When I’m in the creative flow, the words come easily, without hindrance. However, when I shift over to editing mode, to polish the words, the well seems to dry up. The hypercritical internal editor does not seem to be compatible with the internal novelist. I know, I know. It’s a little weird to call them out as separate characters, however, they’re so very different. They feel like different characters in a story.

It seems like the only way to balance the two ways of perceiving is to give them their own stage. For the most part, I am tending to schedule my time month by month – a month of outlining and writing, followed by a month of editing and polishing. When I’ve tried switching between the two on the same day, neither the writing nor the editing is any good.

This is in addition to the more normal challenges of switching between being in work mode for my full-time job and carving out that two hours a day to attend to the various aspects of being a writer.

I wonder if others have the same issue? Do you have trouble switching between editing and writing?

Writer’s challenges – Embracing uncertainty

In the last couple of days, I wrote 3500 words in the short story. Turned out I needed to start over, make a run at the overall story arc, and then incorporate things that I’d written before. We spent part of the afternoon at the Jewelbox Cafe today, some three hours, drinking a vanilla latte and some blood orange soda while working away at the story. Raven is working on the finishing stages of his next novel, so that was companionable.
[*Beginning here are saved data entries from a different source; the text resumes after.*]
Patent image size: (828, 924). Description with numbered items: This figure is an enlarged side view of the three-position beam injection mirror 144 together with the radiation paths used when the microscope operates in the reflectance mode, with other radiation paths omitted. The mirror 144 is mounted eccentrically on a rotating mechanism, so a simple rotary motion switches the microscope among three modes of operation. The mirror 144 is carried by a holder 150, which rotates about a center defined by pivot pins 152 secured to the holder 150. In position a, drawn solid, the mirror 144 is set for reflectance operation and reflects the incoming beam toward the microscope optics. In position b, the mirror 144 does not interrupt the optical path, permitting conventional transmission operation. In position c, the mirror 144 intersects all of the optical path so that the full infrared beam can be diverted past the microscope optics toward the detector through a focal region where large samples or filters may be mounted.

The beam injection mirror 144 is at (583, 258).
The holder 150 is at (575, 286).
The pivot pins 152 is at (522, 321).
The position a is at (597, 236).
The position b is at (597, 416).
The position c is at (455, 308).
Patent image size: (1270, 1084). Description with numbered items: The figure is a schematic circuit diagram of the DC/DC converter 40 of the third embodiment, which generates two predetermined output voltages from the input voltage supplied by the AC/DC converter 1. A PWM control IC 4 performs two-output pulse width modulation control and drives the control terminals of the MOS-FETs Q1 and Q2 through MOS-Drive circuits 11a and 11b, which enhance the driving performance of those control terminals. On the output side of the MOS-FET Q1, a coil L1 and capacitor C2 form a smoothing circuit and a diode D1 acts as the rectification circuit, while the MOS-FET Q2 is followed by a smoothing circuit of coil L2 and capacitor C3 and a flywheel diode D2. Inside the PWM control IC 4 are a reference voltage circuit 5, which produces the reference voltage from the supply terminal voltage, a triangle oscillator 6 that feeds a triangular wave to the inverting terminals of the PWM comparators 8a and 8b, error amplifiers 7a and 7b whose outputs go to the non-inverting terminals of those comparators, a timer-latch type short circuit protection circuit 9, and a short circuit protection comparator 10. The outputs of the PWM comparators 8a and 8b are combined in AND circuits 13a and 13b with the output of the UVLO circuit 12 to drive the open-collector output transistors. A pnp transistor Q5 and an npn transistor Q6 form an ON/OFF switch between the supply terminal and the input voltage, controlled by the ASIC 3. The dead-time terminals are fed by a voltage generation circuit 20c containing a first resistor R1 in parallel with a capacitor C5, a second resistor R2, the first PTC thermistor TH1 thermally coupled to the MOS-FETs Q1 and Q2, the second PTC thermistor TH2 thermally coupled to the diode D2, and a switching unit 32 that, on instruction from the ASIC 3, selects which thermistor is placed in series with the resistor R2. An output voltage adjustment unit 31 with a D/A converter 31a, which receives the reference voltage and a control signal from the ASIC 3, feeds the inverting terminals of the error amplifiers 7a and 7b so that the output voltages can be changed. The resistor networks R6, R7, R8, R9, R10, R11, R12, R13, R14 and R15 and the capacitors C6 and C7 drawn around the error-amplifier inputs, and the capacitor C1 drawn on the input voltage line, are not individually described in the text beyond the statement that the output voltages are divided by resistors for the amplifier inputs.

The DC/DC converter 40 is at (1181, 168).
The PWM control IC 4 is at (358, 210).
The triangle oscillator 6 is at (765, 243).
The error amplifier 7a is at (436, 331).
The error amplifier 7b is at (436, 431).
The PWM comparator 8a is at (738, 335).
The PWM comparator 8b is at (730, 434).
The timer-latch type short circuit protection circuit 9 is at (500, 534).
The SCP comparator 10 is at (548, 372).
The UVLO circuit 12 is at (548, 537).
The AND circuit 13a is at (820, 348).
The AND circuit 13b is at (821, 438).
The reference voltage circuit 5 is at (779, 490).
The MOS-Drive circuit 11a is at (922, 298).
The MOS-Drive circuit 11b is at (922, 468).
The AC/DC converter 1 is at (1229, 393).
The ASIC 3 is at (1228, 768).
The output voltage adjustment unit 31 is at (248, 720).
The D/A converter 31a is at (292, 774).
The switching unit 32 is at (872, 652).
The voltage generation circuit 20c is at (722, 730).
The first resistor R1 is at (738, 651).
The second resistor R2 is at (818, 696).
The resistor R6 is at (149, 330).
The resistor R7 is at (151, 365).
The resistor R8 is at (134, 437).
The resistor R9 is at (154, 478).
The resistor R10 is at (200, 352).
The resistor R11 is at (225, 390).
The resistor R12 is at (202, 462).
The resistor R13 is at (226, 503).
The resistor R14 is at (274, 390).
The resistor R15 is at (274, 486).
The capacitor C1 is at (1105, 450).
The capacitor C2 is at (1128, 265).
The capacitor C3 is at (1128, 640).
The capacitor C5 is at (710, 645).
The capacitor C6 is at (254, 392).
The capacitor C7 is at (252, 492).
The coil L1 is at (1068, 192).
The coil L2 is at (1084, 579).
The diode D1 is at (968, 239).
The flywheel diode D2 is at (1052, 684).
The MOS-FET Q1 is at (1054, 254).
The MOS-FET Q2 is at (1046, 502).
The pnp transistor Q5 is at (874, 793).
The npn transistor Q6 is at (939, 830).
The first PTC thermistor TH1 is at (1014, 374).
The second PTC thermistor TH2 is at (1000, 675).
Took a break after that for some ‘retail therapy’, and to do our daily walk. We’re both trying to hit two miles a day at present. Raven’s building up stamina and working the long muscles in his thighs to help out his heart function. I’m working on getting down my blood sugar readings.  I strive to treat it (the type 1 diabetes) as ‘annoying but trivial’ which it obviously isn’t – trivial that is.

Hence the emphasis on exercise. It’s one of the few levers I have access to that lowers the blood sugar by a significant amount – up to 100 points for 20 minutes on the Glider – in addition to injections. That, and sleep. Around 7-8 hours on a regular basis makes a world of difference. But enough of that.

The short story is progressing quite nicely, acquiring some interesting beats, and the character dialog is coming along well.

More soon, when I have the first draft completed. It’s an uncertain world sometimes, and not always in ways one would expect.